En el mundo del esquí freestyle conviven dos universos competitivos que comparten los mismos atletas y los mismos trucos pero tienen culturas, valores y sistemas completamente distintos. Los X Games de ESPN y los Juegos Olímpicos del COI son los dos polos de un debate que lleva décadas generando conversación en la comunidad del freestyle.
Los números: quién llega a más gente
En términos de audiencia bruta, los Juegos Olímpicos de Invierno no tienen rival. Una final de halfpipe olímpico puede verse simultáneamente por 30-50 millones de personas en todo el mundo, gracias a las retransmisiones de las cadenas de televisión pública de decenas de países.
Los X Games de Aspen generan audiencias de 10-20 millones de espectadores en sus mejores ediciones, principalmente en Estados Unidos. La distribución internacional es más limitada, aunque las plataformas de streaming y las redes sociales han ampliado su alcance en los últimos años.
Sin embargo, los números de audiencia no cuentan toda la historia. Los X Games tienen una penetración extraordinaria en el segmento de jóvenes de 15-35 años, que es exactamente el público objetivo del freestyle. Los Juegos Olímpicos tienen una audiencia más amplia pero también más heterogénea: muchos de sus espectadores ven el freestyle por primera vez cada cuatro años, sin el contexto cultural que hace comprensibles los trucos más difíciles.
Los sistemas de puntuación: ¿quién valora mejor?
Una de las críticas más persistentes al sistema de puntuación olímpico del freestyle es que los jueces no siempre están a la altura de los trucos que tienen que valorar. En los Juegos Olímpicos, los jueces de halfpipe y slopestyle son designados por la FIS siguiendo criterios que pueden incluir consideraciones de representación geográfica y otras variables no estrictamente técnicas.
En los X Games, el panel de jueces es seleccionado por ESPN con criterios más flexibles, priorizando a quienes tienen mejor comprensión técnica de los trucos más difíciles. Varios atletas y entrenadores han señalado que el sistema de jueces X Games evalúa mejor la dificultad real de los trucos de vanguardia.
Hay también diferencias en cómo se estructura la competición: los X Games permiten formatos más experimentales y tienen más flexibilidad para adaptar las reglas que el proceso más burocrático de la FIS.

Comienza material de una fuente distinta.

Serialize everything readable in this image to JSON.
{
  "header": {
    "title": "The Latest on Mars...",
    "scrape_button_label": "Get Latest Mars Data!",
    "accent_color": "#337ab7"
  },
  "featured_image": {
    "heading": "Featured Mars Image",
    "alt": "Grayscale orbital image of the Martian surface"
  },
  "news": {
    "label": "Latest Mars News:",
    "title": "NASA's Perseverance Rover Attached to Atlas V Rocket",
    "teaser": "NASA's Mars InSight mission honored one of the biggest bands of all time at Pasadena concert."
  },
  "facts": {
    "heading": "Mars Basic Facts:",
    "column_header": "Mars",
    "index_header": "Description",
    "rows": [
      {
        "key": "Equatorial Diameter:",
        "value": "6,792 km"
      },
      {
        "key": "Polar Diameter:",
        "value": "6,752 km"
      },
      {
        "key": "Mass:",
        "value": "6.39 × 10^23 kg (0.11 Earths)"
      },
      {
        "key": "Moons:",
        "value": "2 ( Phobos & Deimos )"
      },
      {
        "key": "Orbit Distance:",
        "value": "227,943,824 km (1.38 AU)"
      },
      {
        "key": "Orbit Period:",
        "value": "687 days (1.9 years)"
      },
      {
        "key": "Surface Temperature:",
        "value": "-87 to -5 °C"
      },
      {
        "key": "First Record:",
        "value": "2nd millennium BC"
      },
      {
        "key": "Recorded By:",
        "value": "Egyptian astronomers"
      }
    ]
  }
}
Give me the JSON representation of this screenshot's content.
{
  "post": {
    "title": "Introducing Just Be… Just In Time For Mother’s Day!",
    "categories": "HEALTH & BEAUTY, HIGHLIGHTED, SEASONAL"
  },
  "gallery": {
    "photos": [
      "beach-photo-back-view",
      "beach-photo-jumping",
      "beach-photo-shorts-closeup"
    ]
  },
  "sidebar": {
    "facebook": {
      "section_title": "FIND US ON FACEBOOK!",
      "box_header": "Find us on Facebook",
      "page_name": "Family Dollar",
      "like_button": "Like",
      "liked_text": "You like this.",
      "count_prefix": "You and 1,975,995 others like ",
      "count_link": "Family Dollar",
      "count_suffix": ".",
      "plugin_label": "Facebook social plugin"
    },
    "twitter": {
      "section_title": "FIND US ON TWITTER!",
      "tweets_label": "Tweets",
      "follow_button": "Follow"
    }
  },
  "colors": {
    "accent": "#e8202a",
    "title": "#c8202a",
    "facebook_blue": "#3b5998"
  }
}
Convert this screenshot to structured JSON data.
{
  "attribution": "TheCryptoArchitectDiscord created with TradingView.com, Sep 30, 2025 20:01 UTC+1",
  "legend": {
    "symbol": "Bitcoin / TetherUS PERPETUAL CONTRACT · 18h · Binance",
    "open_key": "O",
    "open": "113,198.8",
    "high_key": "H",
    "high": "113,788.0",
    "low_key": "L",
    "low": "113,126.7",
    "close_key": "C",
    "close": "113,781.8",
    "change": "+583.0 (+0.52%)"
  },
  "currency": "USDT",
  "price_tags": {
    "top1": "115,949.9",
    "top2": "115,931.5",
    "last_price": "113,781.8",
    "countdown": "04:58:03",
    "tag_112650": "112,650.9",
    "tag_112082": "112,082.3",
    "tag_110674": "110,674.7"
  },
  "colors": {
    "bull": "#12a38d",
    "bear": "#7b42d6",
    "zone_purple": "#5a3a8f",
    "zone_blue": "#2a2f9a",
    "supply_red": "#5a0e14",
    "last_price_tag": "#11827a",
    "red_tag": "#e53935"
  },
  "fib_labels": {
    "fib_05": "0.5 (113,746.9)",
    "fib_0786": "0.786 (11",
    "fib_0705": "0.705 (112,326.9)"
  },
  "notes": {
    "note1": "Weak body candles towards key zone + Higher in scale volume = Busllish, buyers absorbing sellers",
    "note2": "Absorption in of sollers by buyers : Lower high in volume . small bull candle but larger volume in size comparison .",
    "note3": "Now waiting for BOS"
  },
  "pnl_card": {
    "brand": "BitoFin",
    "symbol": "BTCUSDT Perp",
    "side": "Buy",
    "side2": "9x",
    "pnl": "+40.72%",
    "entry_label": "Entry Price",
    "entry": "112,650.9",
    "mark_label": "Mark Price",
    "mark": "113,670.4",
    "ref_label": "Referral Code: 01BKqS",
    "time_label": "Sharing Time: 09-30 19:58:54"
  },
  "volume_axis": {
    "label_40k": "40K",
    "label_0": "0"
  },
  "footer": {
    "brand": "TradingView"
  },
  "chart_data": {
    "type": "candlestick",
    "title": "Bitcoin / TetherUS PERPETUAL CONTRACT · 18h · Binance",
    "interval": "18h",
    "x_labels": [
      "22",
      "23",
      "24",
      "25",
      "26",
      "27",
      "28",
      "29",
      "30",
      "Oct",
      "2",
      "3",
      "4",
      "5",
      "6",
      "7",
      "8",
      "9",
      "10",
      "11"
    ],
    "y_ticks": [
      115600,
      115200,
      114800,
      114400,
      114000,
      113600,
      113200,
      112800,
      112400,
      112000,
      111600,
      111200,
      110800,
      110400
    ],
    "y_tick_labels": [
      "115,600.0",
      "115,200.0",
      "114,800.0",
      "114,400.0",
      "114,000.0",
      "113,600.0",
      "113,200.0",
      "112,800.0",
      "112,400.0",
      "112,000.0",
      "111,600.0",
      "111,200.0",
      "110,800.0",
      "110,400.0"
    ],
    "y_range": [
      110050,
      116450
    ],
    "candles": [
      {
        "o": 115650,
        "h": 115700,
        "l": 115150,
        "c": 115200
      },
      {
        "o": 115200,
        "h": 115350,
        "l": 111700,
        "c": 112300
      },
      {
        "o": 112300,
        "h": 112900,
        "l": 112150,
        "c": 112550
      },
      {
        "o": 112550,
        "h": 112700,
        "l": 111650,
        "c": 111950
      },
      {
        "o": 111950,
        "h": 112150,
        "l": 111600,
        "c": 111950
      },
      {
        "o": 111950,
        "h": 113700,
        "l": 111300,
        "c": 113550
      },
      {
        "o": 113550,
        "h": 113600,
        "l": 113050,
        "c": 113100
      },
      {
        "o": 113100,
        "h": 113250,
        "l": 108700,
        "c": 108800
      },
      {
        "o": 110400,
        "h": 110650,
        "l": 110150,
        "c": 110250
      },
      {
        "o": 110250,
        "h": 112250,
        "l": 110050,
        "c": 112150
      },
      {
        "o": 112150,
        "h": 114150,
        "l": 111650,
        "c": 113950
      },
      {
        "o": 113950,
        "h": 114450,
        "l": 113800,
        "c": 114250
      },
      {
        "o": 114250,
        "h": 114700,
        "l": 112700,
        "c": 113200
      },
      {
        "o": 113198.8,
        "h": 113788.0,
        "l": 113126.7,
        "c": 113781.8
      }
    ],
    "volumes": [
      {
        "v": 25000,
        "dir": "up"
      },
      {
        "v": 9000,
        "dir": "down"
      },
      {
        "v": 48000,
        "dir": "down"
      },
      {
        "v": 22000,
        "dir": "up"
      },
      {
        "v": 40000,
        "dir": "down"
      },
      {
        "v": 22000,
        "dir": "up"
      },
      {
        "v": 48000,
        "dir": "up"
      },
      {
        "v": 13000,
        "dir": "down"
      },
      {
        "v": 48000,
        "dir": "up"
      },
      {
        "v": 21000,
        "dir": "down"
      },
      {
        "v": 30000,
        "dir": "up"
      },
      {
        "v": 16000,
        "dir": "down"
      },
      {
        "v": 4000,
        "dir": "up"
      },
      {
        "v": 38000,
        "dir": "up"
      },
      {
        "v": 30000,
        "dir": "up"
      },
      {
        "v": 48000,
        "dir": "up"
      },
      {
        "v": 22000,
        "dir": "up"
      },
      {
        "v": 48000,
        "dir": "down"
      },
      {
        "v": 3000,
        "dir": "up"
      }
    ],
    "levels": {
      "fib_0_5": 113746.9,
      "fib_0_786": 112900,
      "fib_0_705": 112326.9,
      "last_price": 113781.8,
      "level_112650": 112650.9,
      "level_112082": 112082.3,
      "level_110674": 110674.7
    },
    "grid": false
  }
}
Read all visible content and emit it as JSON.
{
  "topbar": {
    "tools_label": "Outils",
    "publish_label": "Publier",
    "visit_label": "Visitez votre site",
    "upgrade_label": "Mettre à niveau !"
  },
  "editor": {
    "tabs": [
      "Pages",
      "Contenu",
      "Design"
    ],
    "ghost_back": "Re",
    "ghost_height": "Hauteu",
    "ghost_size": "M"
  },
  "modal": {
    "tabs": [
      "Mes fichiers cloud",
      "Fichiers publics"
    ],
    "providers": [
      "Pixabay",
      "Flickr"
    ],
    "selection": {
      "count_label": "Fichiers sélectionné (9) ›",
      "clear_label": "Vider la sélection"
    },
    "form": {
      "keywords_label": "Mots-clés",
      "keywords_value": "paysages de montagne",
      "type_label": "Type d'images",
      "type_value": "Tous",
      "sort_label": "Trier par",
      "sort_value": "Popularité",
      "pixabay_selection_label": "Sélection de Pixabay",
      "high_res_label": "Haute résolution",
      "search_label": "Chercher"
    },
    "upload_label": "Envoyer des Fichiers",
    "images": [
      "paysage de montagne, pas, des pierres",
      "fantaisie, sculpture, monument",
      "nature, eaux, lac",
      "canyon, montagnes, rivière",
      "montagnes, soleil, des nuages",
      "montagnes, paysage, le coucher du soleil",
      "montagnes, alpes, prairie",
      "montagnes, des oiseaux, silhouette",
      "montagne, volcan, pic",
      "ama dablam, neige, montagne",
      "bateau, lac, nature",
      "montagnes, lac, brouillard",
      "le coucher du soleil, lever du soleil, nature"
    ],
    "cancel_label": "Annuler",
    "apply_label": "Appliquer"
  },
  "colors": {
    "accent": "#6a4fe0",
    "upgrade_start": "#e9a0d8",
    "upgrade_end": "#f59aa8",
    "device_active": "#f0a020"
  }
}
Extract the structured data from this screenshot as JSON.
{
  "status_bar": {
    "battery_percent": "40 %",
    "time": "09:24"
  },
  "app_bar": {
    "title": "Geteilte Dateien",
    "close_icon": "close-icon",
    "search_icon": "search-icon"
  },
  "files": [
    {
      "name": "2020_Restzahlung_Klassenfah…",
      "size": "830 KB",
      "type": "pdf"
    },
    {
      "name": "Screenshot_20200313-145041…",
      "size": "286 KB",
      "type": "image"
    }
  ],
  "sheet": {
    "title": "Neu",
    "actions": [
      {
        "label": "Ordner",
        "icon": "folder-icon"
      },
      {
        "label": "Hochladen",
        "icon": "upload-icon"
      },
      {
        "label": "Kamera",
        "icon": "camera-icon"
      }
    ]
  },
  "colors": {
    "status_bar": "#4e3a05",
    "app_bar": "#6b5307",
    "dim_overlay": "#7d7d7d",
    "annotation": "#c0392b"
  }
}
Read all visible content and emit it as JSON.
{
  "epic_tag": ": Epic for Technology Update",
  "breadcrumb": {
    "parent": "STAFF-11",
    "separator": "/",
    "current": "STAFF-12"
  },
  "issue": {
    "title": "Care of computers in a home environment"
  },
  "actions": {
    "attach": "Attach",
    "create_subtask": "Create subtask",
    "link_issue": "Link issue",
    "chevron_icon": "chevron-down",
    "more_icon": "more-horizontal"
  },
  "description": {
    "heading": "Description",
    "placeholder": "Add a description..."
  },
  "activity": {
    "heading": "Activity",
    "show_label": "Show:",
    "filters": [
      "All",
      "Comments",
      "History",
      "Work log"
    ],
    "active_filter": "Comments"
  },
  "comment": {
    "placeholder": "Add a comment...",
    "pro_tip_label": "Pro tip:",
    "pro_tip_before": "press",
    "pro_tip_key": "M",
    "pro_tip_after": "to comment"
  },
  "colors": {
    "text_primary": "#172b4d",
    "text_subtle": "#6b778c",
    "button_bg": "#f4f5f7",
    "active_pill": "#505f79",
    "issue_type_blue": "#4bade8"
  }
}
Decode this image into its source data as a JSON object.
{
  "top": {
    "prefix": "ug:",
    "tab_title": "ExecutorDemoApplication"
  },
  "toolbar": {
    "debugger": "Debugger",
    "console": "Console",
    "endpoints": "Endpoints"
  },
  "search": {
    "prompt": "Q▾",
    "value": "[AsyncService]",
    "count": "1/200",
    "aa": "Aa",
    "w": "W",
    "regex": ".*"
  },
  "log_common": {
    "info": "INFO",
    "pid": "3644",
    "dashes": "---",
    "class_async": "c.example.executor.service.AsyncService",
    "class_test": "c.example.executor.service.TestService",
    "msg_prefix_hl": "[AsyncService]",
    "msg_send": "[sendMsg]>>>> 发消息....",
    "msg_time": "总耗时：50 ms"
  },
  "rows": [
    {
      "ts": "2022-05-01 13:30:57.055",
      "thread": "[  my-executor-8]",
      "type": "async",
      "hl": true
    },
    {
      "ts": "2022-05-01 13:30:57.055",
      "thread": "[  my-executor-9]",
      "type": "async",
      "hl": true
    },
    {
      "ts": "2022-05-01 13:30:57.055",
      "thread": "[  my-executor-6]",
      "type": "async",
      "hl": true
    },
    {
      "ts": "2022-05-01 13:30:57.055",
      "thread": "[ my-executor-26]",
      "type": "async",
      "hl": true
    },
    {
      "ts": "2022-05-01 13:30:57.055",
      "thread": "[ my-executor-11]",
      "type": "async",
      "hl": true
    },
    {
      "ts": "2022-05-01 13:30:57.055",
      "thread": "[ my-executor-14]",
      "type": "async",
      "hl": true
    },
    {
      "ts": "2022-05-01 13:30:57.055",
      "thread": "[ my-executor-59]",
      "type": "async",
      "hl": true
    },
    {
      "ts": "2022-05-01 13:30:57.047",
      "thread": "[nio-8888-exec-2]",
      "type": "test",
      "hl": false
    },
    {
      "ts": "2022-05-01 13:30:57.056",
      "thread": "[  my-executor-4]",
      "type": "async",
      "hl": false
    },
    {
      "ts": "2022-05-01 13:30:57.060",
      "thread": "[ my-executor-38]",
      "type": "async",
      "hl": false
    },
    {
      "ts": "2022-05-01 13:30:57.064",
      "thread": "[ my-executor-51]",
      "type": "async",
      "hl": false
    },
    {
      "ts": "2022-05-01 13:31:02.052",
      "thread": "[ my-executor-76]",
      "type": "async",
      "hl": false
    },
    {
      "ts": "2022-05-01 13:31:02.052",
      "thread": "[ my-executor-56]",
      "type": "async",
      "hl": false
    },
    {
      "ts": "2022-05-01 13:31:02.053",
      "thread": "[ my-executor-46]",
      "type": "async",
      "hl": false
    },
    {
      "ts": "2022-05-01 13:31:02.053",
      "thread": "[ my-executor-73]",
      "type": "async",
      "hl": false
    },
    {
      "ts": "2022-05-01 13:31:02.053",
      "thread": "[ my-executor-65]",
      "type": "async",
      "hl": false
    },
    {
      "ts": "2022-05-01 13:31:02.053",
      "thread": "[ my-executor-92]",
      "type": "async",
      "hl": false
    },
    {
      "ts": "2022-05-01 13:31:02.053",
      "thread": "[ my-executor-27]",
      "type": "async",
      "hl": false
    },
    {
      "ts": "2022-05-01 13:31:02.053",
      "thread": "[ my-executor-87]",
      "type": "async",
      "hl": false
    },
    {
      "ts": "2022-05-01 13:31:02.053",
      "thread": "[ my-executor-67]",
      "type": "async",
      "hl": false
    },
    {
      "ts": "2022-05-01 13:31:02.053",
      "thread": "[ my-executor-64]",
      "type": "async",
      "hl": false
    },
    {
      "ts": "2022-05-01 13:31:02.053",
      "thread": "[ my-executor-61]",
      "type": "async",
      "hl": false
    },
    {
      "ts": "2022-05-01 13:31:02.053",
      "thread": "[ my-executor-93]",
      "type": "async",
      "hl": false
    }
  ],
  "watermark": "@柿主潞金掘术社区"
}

La cultura: protocolo vs. autenticidad
Esta es la diferencia más intangible pero quizás la más importante. Los Juegos Olímpicos son un evento con 130 años de historia y un protocolo muy establecido: ceremonias de apertura y clausura, medallas con su ritual específico, representación nacional obligatoria, vestimentas reglamentadas, reglas de comportamiento para los atletas. Todo ello es parte del valor histórico y simbólico del olimpismo, pero puede resultar ajeno a la cultura del freestyle.
Los X Games, por el contrario, fueron diseñados desde el principio para celebrar la cultura de los deportes de acción: música en directo durante las competiciones, atletas que expresan su personalidad libremente, presentadores que hablan el mismo idioma que los esquiadores. El ambiente es el de un festival, no el de una ceremonia.
Algunos atletas de freestyle han vivido su primera experiencia olímpica como un choque cultural. El americano Gus Kenworthy, plata en slopestyle en Sochi 2014, fue uno de los que expresó más abiertamente su sorpresa (y cierta incomodidad) ante el protocolo olímpico en su primera participación.
El valor simbólico: ¿qué significa ganar?
Dentro de la comunidad del freestyle, las medallas X Games y las medallas olímpicas tienen pesos simbólicos distintos según quién habla.
Para los atletas formados en la cultura de los parques y los X Games (especialmente en halfpipe y slopestyle), ganar en los X Games de Aspen puede tener tanto o más valor que una medalla olímpica, porque refleja el reconocimiento de la propia comunidad del deporte. Es como si un surfista dijera que ganar en el campeonato de Pipeline de Hawaii vale tanto como ganar el título mundial oficial: hay una autenticidad en el reconocimiento de los pares que no depende de las instituciones.
Para los atletas de moguls y aerials, que llevan más tiempo en el ecosistema FIS-olímpico, el peso del olimpismo es mayor y los X Games son una competición secundaria o complementaria.
La coexistencia necesaria
A pesar de sus diferencias culturales, los X Games y los Juegos Olímpicos se necesitan mutuamente. Los Juegos Olímpicos necesitan el talento, la espectacularidad y la audiencia joven que el freestyle aporta. Los X Games necesitan atletas de primer nivel mundial que también compiten en los Juegos, porque eso es lo que les da relevancia como laboratorio de la élite del deporte.
El freestyle es una de las pocas disciplinas deportivas donde estos dos modelos competitivos de máximo nivel coexisten sin que uno subordine completamente al otro. Esa tensión creativa es, en sí misma, una de las cosas más interesantes del ecosistema del freestyle.